BT’s services arm Syntegra will lead a team consisting of BT Ignite, and the research and development unit BT Exact.
‘It is a prestige contract and we have put together a team we are confident can win,’ said a BT spokesman.
The shortlist was drawn up after over 100 expressions of interest and four firm bids. Those selected will all now have access to the Revenue’s IT systems between now and October, when the invites to tender will be sent out. A final decision is expected by the end of next year.
‘Capability as a strategic partner, to deliver the Inland Revenue’s services requirement, to deliver technology enabled change and innovation, and in transition management,’ were the key criteria used to draw up the shortlist, said a Revenue spokesman.
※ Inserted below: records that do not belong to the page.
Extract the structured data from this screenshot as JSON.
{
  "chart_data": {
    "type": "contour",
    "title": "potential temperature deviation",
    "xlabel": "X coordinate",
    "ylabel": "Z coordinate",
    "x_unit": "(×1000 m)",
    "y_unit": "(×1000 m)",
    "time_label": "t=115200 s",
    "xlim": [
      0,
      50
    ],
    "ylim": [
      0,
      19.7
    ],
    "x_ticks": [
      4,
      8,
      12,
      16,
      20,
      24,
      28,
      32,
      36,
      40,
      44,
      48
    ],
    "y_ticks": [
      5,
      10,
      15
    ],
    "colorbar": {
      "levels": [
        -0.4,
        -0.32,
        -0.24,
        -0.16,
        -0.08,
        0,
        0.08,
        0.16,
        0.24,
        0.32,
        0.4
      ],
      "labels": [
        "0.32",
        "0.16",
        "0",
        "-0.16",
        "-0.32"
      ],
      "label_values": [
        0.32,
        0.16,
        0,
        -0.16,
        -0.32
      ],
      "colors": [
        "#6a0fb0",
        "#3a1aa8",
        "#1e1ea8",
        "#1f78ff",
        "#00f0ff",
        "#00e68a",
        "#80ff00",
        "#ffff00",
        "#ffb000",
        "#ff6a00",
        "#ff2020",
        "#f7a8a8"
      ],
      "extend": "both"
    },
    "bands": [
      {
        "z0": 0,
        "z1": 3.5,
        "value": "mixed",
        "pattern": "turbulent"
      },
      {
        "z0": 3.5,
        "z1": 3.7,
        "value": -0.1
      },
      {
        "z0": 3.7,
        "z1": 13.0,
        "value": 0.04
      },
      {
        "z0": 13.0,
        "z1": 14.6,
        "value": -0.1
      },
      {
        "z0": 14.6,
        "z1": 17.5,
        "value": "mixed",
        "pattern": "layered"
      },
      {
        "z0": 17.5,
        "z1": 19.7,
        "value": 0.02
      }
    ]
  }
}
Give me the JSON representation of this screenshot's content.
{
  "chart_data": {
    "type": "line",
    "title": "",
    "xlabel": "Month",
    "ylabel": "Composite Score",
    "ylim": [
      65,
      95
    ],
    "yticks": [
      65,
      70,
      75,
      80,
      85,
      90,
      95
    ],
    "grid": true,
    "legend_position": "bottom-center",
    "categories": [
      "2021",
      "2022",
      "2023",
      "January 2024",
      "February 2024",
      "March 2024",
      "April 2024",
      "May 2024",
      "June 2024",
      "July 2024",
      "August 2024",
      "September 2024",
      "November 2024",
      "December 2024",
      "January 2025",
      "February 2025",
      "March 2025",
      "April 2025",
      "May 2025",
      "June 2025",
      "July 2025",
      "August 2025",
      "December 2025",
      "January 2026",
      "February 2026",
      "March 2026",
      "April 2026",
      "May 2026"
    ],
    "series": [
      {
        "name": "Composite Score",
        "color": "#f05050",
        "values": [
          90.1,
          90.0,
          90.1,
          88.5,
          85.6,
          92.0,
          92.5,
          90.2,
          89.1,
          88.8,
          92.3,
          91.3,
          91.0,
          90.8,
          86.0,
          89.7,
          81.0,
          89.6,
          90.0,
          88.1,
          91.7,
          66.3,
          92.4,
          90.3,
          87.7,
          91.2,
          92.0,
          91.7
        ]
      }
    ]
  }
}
But MPs, market watchers and rivals have expressed concerns that the competition is loaded against those bidding against EDS.
A Public Accounts Committee in 2000 asked for assurances on an open and fair process after being told EDS had been sanctioned 100 times in five years by the Revenue for failing to satisfy its service level agreement, resulting in penalties totalling £2.5m.
And Inland Revenue IT director, John Yard, has repeatedly claimed the new contract would not automatically go to EDS and Accenture.
‘Other organisations have a very good chance of being able to win this competition,’ he told Computing last year.
But analysts claim the fact none of EDS’s major rivals, including IBM Global Services and Computer Sciences Corporation (CSC), have made the shortlist proves otherwise.
“My initial reaction is one of surprise,” said UK services market analyst Richard Holway.
‘The closest BT would come to undertake this would be Syntegra or BT Ignite, but neither has taken on anything of this magnitude before, and CGEY is not really involved in large scale outsourcing contracts.’
CSC was expected to bid for the contract but told Computing it felt there was no realistic chance of ousting EDS.
‘CSC looked seriously at bidding for the Inland Revenue outsourcing contract but through our own choice decided against bidding,’ said a CSC spokeswoman.
‘Having looked at the scope and structure of the deal CSC felt that there was not an opportunity to mount a serious bid against the Inland Revenue’s incumbent outsourcing provider.’
It is a constant criticism that has been levelled at the Revenue that the cost of bidding for a contract likely to stay with EDS would put companies off.
To counter this the Revenue has said it will consider meeting those costs, estimated at up to £10m, in order to encourage competition.
A decision has yet to be made though, said a Revenue spokesman.
‘We are still considering what our approach to bid costs will be. We will review the position as the competition progresses.’
None of the bidders would comment on whether they expected the costs to be paid for by the Revenue, but both EDS and CGEY said they were “delighted” to be selected.